College freshmen evidently are, as they should be, a highly selected group in regard to intelligence. The results obtained at different colleges differ somewhat, and the figures here given represent an approximate average of results obtained at several colleges of high standing. The median [{281}] score for freshmen has varied, at different colleges, from 140 to 160 points.
[Footnote: The "median" is a statistical measure very similar to the average; but, while the average score would be obtained by adding together the scores of all the individuals and dividing the sum by the number of individuals tested, the median is obtained by arranging all the individual scores in order, from the lowest to the highest, and then counting off from either end till the middle individual is reached; his score is the median. (If the number of individuals tested is an even number, there are two middle individuals, and the point midway between them is taken as the median.) Just as many individuals are below the median as above it. The median is often preferred to the average in psychological work, not only because it is more easily computed, but because it is less affected by the eccentric or unusual performances of a few individuals, and therefore more fairly represents the whole population.]
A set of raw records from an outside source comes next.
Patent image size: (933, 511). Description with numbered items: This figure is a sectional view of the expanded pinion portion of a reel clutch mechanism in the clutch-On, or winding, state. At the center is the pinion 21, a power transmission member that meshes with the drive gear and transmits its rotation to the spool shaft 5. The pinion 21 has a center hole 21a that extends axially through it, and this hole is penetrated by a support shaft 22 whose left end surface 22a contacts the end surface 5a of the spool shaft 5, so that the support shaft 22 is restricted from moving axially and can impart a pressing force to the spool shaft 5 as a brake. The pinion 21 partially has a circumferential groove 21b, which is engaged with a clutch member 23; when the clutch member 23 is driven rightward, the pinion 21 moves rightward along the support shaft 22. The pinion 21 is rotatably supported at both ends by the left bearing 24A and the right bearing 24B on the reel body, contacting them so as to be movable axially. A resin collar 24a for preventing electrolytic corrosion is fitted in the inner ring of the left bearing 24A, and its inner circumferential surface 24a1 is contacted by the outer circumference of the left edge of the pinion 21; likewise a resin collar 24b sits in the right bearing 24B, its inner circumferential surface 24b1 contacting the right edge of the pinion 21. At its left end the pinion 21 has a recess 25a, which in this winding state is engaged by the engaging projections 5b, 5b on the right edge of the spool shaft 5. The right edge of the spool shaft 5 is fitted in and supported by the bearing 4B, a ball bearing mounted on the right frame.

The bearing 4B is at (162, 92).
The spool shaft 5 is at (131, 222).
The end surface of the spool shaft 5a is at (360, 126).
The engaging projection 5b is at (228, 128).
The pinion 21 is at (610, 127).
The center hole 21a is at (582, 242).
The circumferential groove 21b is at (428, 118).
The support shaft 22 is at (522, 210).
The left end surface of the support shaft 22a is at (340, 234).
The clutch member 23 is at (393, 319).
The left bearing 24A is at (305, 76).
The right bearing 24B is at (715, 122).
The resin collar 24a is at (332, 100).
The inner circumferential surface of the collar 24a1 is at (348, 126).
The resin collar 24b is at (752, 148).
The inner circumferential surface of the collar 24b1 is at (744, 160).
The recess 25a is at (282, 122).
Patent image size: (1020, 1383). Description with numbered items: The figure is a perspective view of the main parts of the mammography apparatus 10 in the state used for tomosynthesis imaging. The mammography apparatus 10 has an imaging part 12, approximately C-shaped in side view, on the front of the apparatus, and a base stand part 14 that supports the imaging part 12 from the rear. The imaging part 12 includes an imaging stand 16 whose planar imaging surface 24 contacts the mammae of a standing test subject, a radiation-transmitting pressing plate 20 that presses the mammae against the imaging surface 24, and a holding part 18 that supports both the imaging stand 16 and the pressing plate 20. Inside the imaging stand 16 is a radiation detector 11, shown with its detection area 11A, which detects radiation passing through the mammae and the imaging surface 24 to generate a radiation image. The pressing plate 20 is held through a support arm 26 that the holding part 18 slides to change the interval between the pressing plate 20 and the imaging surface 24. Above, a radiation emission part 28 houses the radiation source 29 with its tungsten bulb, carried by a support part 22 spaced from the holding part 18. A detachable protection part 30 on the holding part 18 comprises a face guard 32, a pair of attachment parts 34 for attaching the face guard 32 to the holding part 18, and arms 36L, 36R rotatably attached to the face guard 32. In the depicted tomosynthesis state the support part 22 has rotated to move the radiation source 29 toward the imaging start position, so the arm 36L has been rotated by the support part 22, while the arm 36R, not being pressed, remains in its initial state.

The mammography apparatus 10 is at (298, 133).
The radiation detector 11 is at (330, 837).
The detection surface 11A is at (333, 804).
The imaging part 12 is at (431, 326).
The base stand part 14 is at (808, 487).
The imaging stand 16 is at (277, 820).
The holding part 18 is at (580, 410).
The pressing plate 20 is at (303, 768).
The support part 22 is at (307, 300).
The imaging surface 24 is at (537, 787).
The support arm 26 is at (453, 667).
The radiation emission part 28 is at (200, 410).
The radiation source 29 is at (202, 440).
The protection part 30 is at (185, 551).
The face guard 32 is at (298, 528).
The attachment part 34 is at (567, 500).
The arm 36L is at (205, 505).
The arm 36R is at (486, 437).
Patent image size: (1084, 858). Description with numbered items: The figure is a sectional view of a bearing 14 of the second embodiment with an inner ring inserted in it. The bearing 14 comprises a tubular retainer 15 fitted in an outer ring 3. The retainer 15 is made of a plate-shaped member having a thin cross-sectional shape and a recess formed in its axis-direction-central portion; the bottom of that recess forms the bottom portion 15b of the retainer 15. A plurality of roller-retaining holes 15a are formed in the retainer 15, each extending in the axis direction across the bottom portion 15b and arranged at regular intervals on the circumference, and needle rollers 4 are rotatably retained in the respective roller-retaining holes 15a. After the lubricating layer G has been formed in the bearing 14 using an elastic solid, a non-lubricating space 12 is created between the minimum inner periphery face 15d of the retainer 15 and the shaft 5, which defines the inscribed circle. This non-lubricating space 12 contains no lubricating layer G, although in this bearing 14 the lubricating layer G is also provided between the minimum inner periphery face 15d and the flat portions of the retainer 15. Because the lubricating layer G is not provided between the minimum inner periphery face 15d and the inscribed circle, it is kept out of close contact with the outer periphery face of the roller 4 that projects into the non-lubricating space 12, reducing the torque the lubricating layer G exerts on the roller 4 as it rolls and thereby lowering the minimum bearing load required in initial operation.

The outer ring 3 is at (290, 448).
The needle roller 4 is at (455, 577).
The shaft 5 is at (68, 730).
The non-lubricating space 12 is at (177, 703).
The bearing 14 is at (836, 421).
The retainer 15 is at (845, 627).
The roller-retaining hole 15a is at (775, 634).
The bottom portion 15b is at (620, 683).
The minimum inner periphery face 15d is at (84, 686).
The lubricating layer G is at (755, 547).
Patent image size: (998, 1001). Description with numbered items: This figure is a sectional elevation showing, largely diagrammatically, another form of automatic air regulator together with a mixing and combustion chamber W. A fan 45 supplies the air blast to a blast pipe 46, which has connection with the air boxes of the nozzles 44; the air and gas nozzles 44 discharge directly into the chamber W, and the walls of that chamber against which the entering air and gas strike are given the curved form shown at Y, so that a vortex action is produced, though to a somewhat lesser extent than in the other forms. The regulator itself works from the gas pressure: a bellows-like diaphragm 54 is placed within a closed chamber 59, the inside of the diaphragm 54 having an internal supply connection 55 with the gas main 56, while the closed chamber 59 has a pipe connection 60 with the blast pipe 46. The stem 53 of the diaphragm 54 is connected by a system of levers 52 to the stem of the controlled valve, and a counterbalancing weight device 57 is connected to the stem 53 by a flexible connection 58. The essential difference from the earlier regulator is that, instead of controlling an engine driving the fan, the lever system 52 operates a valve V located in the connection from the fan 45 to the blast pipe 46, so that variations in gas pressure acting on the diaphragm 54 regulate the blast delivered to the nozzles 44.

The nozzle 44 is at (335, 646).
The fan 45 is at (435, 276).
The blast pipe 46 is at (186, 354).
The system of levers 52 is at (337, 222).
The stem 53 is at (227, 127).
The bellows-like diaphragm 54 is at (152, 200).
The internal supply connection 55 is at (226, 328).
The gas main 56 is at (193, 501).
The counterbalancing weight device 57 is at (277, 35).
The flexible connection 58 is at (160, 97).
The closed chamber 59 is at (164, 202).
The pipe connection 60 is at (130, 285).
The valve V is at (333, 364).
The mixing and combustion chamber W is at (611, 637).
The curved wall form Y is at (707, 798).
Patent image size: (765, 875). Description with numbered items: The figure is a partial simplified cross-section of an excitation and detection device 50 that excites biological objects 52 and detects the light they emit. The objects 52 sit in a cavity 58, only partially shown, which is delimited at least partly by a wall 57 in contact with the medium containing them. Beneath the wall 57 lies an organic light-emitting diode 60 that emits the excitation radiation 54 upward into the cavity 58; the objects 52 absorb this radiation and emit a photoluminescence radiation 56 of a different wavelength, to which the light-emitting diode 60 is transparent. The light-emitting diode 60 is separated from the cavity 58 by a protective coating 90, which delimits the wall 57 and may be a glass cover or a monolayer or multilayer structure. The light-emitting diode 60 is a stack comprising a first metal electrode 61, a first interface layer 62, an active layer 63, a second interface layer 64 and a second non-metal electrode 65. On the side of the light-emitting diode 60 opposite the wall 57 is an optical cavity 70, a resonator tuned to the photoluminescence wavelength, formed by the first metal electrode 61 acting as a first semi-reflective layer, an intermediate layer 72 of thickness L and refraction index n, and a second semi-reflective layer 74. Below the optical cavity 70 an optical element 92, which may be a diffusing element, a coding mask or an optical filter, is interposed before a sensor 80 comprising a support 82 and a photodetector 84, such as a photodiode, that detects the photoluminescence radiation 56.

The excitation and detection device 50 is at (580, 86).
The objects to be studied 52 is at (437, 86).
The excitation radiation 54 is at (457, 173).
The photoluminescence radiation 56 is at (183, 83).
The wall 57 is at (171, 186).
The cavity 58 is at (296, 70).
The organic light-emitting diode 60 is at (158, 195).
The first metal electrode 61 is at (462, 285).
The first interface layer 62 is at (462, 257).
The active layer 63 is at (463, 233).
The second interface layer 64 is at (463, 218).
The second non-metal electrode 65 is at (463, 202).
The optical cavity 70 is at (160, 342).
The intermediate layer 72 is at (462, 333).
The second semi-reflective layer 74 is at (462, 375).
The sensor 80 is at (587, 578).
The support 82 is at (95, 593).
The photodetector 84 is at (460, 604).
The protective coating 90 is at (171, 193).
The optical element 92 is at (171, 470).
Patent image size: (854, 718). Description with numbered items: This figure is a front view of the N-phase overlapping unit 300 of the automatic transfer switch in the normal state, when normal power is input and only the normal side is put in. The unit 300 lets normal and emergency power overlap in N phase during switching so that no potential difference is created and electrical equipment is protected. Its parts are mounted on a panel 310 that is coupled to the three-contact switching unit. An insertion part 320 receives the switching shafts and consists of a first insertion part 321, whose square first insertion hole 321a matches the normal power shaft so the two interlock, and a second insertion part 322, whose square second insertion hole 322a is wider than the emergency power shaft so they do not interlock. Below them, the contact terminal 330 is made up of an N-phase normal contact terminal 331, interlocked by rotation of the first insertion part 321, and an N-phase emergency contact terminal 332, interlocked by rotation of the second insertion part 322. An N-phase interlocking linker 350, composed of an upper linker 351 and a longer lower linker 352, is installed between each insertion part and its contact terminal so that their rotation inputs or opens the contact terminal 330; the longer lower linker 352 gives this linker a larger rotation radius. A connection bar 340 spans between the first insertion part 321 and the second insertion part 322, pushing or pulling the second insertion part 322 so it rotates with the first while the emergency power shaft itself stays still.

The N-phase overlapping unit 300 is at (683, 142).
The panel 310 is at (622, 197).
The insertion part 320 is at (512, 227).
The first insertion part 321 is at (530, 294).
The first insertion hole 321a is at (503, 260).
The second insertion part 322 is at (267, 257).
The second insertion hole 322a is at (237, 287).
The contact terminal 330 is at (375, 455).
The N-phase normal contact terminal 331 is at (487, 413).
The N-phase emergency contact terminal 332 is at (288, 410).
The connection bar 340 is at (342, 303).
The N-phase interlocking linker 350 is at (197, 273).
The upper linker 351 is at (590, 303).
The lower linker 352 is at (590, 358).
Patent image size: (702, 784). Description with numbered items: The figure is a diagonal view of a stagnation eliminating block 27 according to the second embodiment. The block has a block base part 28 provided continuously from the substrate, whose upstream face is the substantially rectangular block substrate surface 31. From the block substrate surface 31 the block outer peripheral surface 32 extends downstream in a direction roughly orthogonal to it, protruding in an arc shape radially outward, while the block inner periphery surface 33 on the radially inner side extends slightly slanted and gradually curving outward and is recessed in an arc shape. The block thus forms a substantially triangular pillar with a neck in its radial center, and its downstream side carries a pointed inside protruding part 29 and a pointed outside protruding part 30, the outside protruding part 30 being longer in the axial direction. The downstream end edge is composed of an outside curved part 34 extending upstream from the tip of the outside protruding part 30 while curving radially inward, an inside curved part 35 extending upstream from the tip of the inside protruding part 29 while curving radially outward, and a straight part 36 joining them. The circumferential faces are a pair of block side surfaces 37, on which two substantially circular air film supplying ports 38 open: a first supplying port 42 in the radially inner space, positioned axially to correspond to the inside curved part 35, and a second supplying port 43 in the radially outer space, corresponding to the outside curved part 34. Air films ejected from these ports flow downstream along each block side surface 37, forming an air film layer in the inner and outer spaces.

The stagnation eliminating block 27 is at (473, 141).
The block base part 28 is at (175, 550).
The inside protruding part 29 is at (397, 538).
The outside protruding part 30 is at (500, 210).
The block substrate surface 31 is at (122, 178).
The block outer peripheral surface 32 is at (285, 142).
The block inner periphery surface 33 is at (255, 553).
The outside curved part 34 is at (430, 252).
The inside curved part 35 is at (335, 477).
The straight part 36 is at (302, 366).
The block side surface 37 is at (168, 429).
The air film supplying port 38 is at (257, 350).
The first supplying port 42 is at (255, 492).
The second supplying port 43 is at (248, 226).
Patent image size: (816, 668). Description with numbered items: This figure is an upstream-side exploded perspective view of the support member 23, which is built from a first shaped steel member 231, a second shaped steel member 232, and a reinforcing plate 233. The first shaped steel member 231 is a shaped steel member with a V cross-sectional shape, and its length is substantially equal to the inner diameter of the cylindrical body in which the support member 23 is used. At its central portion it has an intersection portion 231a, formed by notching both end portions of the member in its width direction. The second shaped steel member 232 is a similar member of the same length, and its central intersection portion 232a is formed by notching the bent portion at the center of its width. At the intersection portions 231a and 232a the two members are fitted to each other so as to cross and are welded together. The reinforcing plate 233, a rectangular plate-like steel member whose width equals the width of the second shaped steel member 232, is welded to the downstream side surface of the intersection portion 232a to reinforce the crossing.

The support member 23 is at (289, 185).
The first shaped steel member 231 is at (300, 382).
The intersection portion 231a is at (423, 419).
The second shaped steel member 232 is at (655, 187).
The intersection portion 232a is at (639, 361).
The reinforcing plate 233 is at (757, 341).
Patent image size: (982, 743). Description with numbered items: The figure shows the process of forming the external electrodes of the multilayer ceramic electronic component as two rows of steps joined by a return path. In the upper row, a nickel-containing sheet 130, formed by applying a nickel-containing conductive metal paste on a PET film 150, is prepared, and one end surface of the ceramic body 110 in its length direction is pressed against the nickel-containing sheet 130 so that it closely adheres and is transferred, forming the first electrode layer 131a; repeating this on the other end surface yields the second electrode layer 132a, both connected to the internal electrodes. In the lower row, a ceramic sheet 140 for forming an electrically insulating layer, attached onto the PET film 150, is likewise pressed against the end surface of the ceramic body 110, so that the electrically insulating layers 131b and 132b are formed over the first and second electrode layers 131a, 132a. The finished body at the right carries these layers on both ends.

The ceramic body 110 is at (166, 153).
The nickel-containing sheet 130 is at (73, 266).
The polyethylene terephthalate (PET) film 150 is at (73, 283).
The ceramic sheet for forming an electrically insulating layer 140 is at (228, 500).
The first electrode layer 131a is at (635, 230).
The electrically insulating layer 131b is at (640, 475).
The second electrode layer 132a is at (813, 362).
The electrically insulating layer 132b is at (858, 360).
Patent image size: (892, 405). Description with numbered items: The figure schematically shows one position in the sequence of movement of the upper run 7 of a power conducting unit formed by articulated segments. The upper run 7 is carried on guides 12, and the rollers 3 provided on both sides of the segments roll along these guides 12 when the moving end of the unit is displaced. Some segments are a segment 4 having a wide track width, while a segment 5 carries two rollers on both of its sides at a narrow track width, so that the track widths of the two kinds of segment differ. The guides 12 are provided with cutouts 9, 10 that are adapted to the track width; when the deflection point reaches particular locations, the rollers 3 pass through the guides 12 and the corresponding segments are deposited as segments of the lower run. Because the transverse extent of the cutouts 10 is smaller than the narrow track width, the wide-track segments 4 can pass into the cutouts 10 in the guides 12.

It will be noticed in the graph that none of the freshmen score as low as the median of the drafted men. All of the freshmen, in fact, lie well above the median for the general population. A freshman who scores below 100 points finds it very difficult to keep up in his college work. Sometimes, it must be said, a freshman who scores not much over 100 in the test does very well in his studies, and sometimes one who scores very high in the test has to be dropped for poor scholarship, but this last is probably due to distracting interests.
No such sampling of the adult female population has ever been made as was afforded by the draft, and we are not in a position to compare the average adult man and woman in regard to intelligence. Boys and girls under twelve average almost the same, year by year, according to the Binet tests. In various other tests, calling for quick, accurate work, girls have on the average slightly surpassed boys of the same age, but this may result from the fact that girls mature earlier than boys; they reach adult height earlier, and perhaps also adult intelligence. College women, in the Alpha test, score on the average a few points below college men, but this, on the other hand, may be due to the fact that the Alpha test, being prepared for men, includes a few questions that lie rather outside the usual range of women's interests. On the whole, tests have given very little evidence of any significant difference between the general run of intelligence in the two sexes.
Limitations of the Intelligence Tests
Tests of the Binet or Alpha variety evidently do not cover the whole range of intelligent behavior. They do not test [{282}] the ability to manage carpenter's or plumber's tools or other concrete things, they do not test the ability to manage people, and they do not reach high enough to test the ability to solve really big problems.
Regarding the ability to manage concrete things, we have already mentioned the performance tests, which provide a necessary supplement to the tests that deal in ideas expressed in words. It is an interesting fact that some men whose mental age is below ten, according to the Binet tests, nevertheless have steady jobs, earn good wages, and get on all right in a simple environment. There are many others, with a mental age of ten or eleven, who cannot master the school work of the upper grades, and yet become skilled workmen or even real artists. Now, it takes mentality to perform skilled or artistic work; only, the mentality is different from that demanded by what we call "intellectual work".
Managing people requires tact and leadership, which are obviously mental traits, though not easily tested. It is seldom that a real leader of men scores anything but high in the intelligence tests, but it more often happens that an individual who scores very high in the tests has little power of leadership. In part this is a matter of physique, or of temperament, rather than of intelligence, but in part it is a matter of understanding people and seeing how they can be influenced and led.
Though the intelligence tests deal with "ideas", they do not, as so far devised, reach up to the great ideas nor make much demand on the superior powers of the great thinker. If we could assemble a group of the world's great authors, scientists and inventors, and put them through the Alpha test, it is probable that they would all score high, but not higher than the upper ten per cent, of college freshmen. Had their IQ's been determined when they were children, [{283}] probably all would have measured over 180 and some as high as 200, but the tests would not have distinguished these great geniuses from the gifted child who is simply one of a hundred or one of a thousand.